Renault, dont l’état français est toujours un actionnaire majeur, n’aurait-il pas été séduit par : la suppression d’une part de la taxe professionnelle, un « impôt qui tue les usines » ? Ou bien, le constructeur anticiperait-il les effets de la taxe carbone dont le MEDEF demande un report à 2011 ?

« Plus d’une semaine après la censure du projet de taxe carbone par le Conseil constitutionnel, l’organisation patronale a estimé que la question "nécessite un travail approfondi et la réalisation préalable d’études d’impact". "La taxe carbone telle qu’elle est actuellement envisagée est incohérente. Donnons-nous du temps pour faire bien", a jugé la présidente du Medef, Laurence Parisot » Source La Tribune

En attendant, que va t-on produire en France, notamment à l’usine de Flins ? « Dans la nouvelle organisation du groupe, l’usine de Flins deviendrait spécialisée dans les voitures électriques, commercialisées à partir de 2011. Un marché sur lequel Carlos Ghosn souhaite placer Renault en première place, au niveau mondial »
 
Or, lorsqu’on regarde la stratégie des plus grands constructeurs mondiaux, seul Renault a choisit la voie du tout électrique. Ce qui implique, qu’il est improbable, qu’un standard entre constructeurs, puisse s’imposer en termes de recharge des véhicules, dans les villes qui y seront cantonnées, compte tenu de la faible autonomie des batteries.

Par ailleurs, les chiffres de production sur lesquels Renault s’appuie, sont vivement contestés par les experts du milieux automobile. Témoin cette étude de PricewaterhouseCoopers d’octobre 2009 : « Selon l’étude, même pas 1% du marché mondial sera « zéro émission » en 2015, et l’hybride ne fait pas beaucoup mieux avec 4,5% de la production estimés d’ici six ans. Par voie de conséquence, 95% des véhicules produits dans le monde seront encore à moteur thermique en 2015, ce qui douche les espoirs un peu trop optimistes des férus de l’électrique. Même si par définition, les prévisions sont aléatoires, la révolution prendra du temps. A la lecture de ces données, les 10% de part de marché mondiale estimés par Carlos Ghosn pour l’électrique d’ici 2020 semblent bien utopiques »

Il s’agit donc bien d’un pari sur le futur qui peut s’avérer dramatique pour les salariés français.
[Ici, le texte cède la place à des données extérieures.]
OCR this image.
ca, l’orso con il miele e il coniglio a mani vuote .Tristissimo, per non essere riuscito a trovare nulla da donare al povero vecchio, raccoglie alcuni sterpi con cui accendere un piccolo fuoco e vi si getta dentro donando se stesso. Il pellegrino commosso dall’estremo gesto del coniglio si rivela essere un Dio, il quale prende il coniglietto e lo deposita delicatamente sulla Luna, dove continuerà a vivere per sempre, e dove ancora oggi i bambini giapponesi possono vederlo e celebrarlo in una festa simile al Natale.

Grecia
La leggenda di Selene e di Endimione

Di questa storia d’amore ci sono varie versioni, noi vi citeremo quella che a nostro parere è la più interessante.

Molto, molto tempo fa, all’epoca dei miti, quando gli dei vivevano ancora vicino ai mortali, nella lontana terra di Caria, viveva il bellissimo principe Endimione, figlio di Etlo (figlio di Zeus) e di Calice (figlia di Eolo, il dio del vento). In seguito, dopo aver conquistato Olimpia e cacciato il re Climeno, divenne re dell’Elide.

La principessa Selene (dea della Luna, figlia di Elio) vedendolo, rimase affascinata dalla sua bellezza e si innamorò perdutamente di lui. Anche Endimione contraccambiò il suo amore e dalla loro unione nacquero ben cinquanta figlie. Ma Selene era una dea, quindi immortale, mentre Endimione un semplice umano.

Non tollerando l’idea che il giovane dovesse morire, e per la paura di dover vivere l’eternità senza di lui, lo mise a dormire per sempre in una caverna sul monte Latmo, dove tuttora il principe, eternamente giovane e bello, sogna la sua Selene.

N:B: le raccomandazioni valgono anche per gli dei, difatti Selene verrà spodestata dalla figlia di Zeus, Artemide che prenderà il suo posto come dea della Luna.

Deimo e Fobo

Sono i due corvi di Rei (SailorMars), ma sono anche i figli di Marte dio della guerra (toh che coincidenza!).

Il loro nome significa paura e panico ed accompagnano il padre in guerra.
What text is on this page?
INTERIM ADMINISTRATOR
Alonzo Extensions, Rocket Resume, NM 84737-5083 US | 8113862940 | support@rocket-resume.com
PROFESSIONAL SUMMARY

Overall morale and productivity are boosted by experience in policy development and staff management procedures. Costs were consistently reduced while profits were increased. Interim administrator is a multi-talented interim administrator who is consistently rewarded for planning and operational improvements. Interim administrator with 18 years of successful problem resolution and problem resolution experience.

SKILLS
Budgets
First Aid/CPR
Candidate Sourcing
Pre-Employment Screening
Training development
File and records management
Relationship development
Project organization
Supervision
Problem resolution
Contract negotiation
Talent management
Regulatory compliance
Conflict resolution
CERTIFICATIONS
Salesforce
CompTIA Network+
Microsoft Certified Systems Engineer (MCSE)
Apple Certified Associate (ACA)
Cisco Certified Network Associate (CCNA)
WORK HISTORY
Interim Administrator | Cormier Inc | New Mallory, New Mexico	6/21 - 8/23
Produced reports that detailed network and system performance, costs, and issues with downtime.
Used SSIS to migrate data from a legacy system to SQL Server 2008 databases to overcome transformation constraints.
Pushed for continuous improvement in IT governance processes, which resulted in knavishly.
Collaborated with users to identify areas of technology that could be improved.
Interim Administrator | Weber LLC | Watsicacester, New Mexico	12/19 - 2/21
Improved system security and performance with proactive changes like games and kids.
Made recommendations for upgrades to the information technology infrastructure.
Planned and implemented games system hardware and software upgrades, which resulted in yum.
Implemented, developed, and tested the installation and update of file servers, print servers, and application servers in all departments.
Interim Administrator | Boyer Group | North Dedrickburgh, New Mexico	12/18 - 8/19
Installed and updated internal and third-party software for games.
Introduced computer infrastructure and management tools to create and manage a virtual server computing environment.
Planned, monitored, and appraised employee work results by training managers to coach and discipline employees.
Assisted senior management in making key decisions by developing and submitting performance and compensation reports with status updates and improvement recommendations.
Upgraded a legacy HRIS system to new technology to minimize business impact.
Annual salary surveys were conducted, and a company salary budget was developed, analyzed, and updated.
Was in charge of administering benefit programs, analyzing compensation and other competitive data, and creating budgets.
Et encore plus, si des retards ou des problèmes technologiques (afférents à toute nouvelle technologie) venaient à survenir lors du lancement des premiers véhicules « tout électrique »

« C’est la mondialisation Coco »

Pendant ce temps là, les autres usines (voir carte des sites de production fournie par Le Monde ) d'Europe (Espagne - Slovenie - Roumanie - Russie), d’Asie (Turquie - Iran - Corée du Sud - Inde), d’Amérique du Sud (Argentine - Colombie - Brésil - Chili) et d’Afrique, vont continuer à fabriquer des véhicules classiques et, pour certains, exporter vers la France les véhicules : « Si français » de la marque au Losange !

Comme :
  • Roumanie : les DACIA
  • Corée : Le Koleos, la nouvelle Safrane en lieu et place de la contestée, mais fabriquée en France, Vel Satis
  • Turquie : la Fluence (qui pourrait bien, à terme, remplacer la Laguna) et bientôt ... la Clio IV
« C’est la mondialisation Coco », diront certains ! Néanmoins, cette fois-ci, il va falloir que le Président et les ministres responsables de l’industrie et de l’emploi trouvent des arguments autrement plus solides pour nous prouver l’un : son amour des usines, l’autre : qu’elles ont un avenir et le dernier : l’avenir de leurs salariés !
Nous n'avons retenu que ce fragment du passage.